One SQL query to access multiple data sources in Java (from oracle, excel, sql server)
Asked Answered
K

8

17

I need to develop application that can be getting data from multiple data sources ( Oracle, Excel, Microsoft Sql Server, and so on) using one SQL query. For example:

 SELECT o.employeeId, count(o.orderId) 
    FROM employees@excel e. customers@microsoftsql c, orders@oracle o 
    WHERE o.employeeId = e.employeeId and o.customerId = c.customerId 
    GROUP BY o.employeeId;

This sql and data sources must be changes dynamically by java program. My customers want to write and run sql-like query from different database and storage in same time with group by, having, count, sum and so on in web interface of my aplication. Other requirements is perfomance and light-weight.

I find this way to do it (and what drawbacks I see, please, fix me if I wrong):

  1. Apache Spark (drawbacks: heavy solution, more better for BigData, slow if you need getting up-to-date informations without cached it in Spark),

  2. Distributed queries in SQL server (Database link of Oracle, Linked server of Microsoft SQL Server, Power Query of Excel) - drawbacks: problem with change data sources dynamically by java program and problem with working with Excel,

  3. Prestodb (drawbacks: heavy solution, more better for BigData),

  4. Apache Drill (drawbacks: quite young solution, some problem with not latest odbc drivers and some bugs when working),

  5. Apache Calcite (ligth framework that be used by Apache Drill, drawbacks: quite young solution yet),

  6. Do join from data sources manually (drawbacks: a lot of work to develop correct join, "group by" in result set, find best execution plan and so on)

May be, do you know any other way (using free open-source solutions) or give me any advice from your experience about ways in above? Any help would be greatly appreciated.

Killingsworth answered 20/1, 2016 at 11:3 Comment(11)
SSIS and gather data in central place(SQL Server) and then query it.Tear
Problem, not every times we can use Microsoft SQL Server database, for some case we have only Oracle, Excel and for example mySql databaseKillingsworth
You can insert to any other DB as destination, like MySQL/Postgresql/OracleTear
Use a business intelligence tool like Qlikview to collate the data from different DBMS and then join them within the Qlikview extraction layerEscobedo
"You can insert to any other DB as destination, like MySQL/Postgresql/Oracle" - Yes, it's help for some case, but it we need to join from two very big table from Oracle and SQL server it's isn't possibleKillingsworth
Why does it have to be done within an SQL query? Why can't you query each data source separately and then merge the results?Interrogate
Because, I need do group function for example (group by) using this merged results. My customers want to write any sql from any database (with having, group by, order by, sum(), count() and so on). Of course, I can try to do my own SQL parser for merged results and build own execution plans optimizer, however it's need a lot of work.Killingsworth
Don't know much about it myself, but there is UnityJDBC.Frankiefrankincense
O, thank you. Why do you not write about UnityJDBC in answer? It may be same answer what we find...Killingsworth
@ViacheslavVedenin I answered as requested although UnityJDBC is not my real answer. Good luck with your project.Frankiefrankincense
Apache Metamodel might be a solution for your requirement. metamodel.apache.orgHighspirited
C
4

One of the appropriate solution is DataNucleus platform which has JDO, JPA and REST APIs. It has support for almost every RDBMS (PostgreSQL, MySQL, SQLServer, Oracle, DB2 etc) and NoSQL datastore like Map based, Graph based, Doc based etc, database web services, LDAP, Documents like XLS, ODF, XML etc.

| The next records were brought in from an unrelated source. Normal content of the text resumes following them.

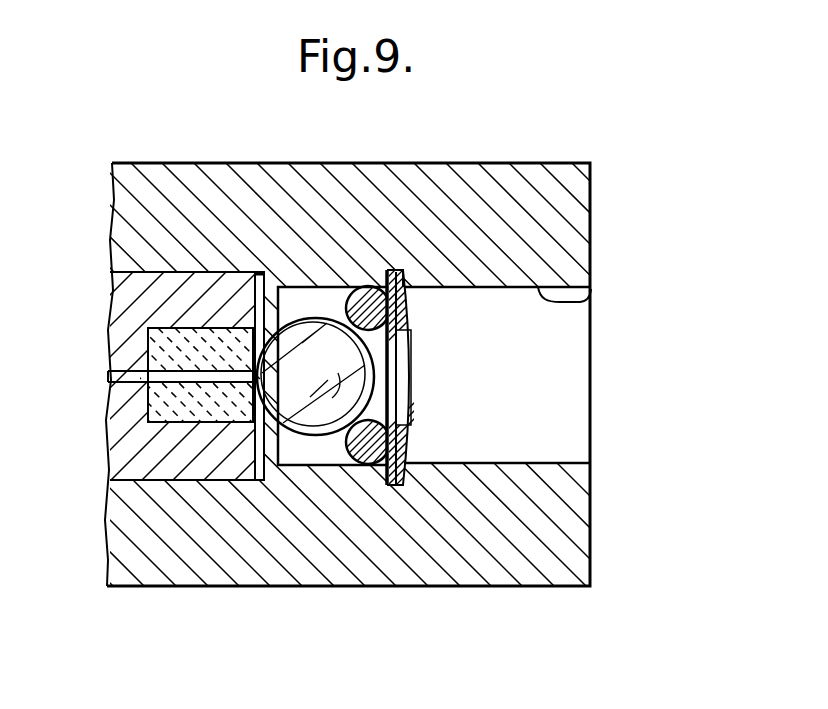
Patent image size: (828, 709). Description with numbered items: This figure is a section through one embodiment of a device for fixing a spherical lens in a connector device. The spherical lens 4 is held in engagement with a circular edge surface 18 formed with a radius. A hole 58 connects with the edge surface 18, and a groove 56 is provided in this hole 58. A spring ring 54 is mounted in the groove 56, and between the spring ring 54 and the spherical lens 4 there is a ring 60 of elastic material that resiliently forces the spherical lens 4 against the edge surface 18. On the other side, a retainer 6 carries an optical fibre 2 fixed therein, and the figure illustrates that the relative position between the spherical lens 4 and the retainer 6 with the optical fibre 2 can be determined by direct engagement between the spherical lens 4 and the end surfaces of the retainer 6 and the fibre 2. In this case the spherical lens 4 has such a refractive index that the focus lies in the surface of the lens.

The optical fibre 2 is at (178, 384).
The spherical lens 4 is at (352, 390).
The retainer 6 is at (175, 298).
The edge surface 18 is at (300, 325).
The spring ring 54 is at (404, 438).
The groove 56 is at (396, 270).
The hole 58 is at (591, 292).
The ring of elastic material 60 is at (372, 466).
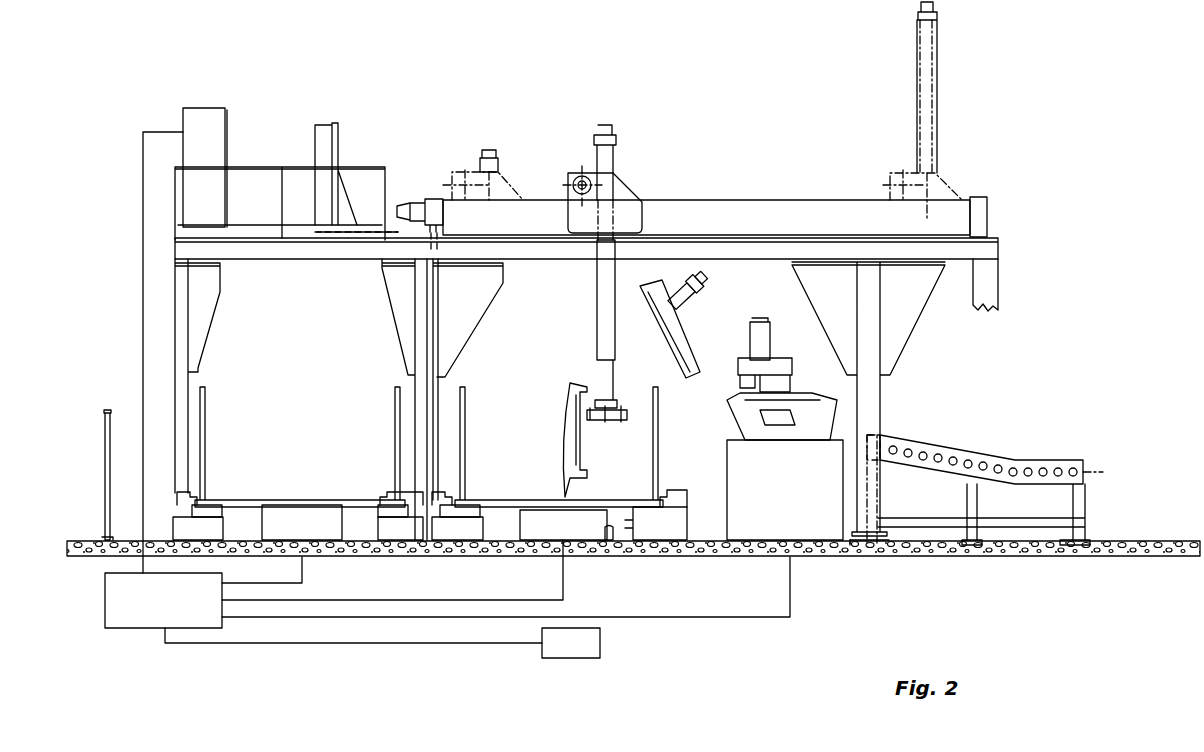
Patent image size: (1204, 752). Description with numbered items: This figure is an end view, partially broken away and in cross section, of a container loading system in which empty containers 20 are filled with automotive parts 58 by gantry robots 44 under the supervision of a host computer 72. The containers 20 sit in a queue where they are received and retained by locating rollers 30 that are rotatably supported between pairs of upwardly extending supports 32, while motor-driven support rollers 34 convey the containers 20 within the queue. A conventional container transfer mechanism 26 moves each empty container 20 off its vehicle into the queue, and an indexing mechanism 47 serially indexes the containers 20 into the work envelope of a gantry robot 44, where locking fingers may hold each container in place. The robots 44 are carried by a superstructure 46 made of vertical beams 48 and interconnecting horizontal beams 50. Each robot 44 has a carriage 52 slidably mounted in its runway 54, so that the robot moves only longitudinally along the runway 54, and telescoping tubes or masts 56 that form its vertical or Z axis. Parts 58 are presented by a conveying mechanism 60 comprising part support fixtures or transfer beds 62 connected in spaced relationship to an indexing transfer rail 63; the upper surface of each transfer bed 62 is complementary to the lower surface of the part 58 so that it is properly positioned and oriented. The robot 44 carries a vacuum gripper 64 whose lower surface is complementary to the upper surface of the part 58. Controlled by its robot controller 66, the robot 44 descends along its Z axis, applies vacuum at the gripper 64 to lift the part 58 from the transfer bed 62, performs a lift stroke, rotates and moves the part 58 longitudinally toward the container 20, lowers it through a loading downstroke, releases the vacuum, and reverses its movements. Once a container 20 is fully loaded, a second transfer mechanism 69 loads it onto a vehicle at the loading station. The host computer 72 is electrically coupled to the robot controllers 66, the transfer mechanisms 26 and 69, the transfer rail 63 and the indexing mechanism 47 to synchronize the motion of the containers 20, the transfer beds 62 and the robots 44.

The container 20 is at (207, 408).
The container transfer mechanism 26 is at (345, 525).
The locating roller 30 is at (195, 495).
The upwardly extending support 32 is at (180, 507).
The support roller 34 is at (217, 505).
The gantry robot 44 is at (500, 157).
The superstructure 46 is at (970, 353).
The indexing mechanism 47 is at (600, 652).
The vertical beam 48 is at (185, 387).
The horizontal beam 50 is at (1000, 261).
The carriage 52 is at (507, 178).
The runway 54 is at (742, 200).
The telescoping mast 56 is at (498, 164).
The automotive part 58 is at (668, 328).
The conveying mechanism 60 is at (845, 492).
The transfer bed 62 is at (735, 428).
The transfer rail 63 is at (851, 543).
The gripper 64 is at (683, 305).
The robot controller 66 is at (212, 107).
The second transfer mechanism 69 is at (608, 530).
The host computer 72 is at (130, 628).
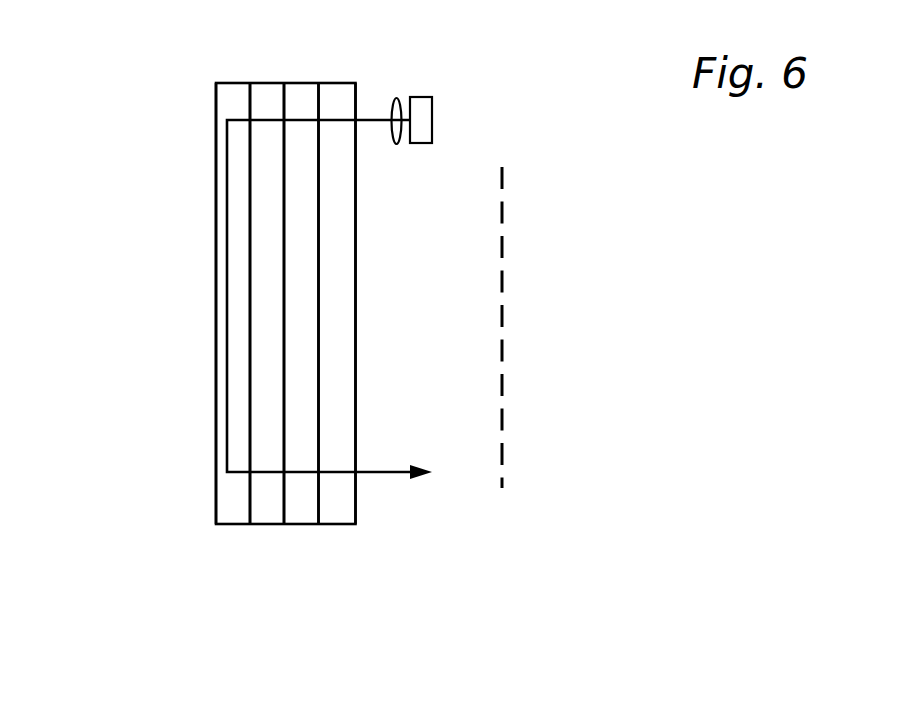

Alternatively you can use EclipseLink, which also has support for RDBMS, NoSQL, database web services and XML.

By using JDOQL which is part of JDO API, the requirement of having one query to access multiple datastore will be met. Both the solutions are open-source, relatively lightweight and performant.

Why did I suggest this solution ?

  • From your requirement its understood that the datastore will be your customer choice and you are not looking for a Big Data solution.
  • You are preferring open-source solutions, which are light weight and performant.
  • Considering your use case you might require a data management platform with polyglot persistence behaviour, which has the ability to leverage multiple datastore, based on your/customer's use cases.

To read more about polyglot persistence

https://dzone.com/articles/polyglot-persistence-future

https://www.mapr.com/products/polyglot-persistence

Coucal answered 26/1, 2016 at 14:20 Comment(0)
F
7

UnityJDBC is a commercial JDBC Driver that wraps multiple datasoruces and allows you to treat them as if they were all part of the same database. It works as follows:

You define a "schema file" to describe each of your databases. The schema file resembles something like:

...
<TABLE>
    <semanticTableName>Database1.MY_TABLE</semanticTableName>
    <tableName>MY_TABLE</tableName>
    <numTuples>2000</numTuples>
 <FIELD>
    <semanticFieldName>MY_TABLE.MY_ID</semanticFieldName>
    <fieldName>MY_ID</fieldName>
    <dataType>3</dataType>
    <dataTypeName>DECIMAL</dataTypeName>
    ...

You also have a central "sources file" that references all of your schema files and gives connection information, and it looks like this:

<SOURCES>
    <DATABASE>
        <URL>jdbc:oracle:thin:@localhost:1521:xe</URL>
        <USER>scott</USER>
        <PASSWORD>tiger</PASSWORD>
        <DRIVER>oracle.jdbc.driver.OracleDriver</DRIVER>
        <SCHEMA>MyOracleSchema.xml</SCHEMA>
    </DATABASE>
    <DATABASE>
        <URL>jdbc:sqlserver://localhost:1433</URL>
        <USER>sa</USER>
        <PASSWORD>Password123</PASSWORD>
        <DRIVER>com.microsoft.sqlserver.jdbc.SQLServerDriver</DRIVER>
        <SCHEMA>MySQLServerSchema.xml</SCHEMA>
    </DATABASE> 
</SOURCES>

You can then use unity.jdbc.UnityDriver to allow your Java code to run SQL that joins across databases, like so:

String sql = "SELECT *\n" +
"FROM MyOracleDB.Whatever, MySQLServerDB.Something\n" +
"WHERE MyOracleDB.Whatever.whatever_id = MySQLServerDB.Something.whatever_id";
stmt.execute(sql);

So it looks like UnityJDBC provides the functionality that you need, however, I have to say that any solution that allows users to execute arbitrary SQL that joins tables across different databases sounds like a recipe to bring your databases to their knees. The solution that I would actually recommend to your type of requirements is to do ETL processes from all of your data sources into a single data warehouse and allow your users to query that; how to define those processes and your data warehouse is definitely too broad for a stackoverflow question.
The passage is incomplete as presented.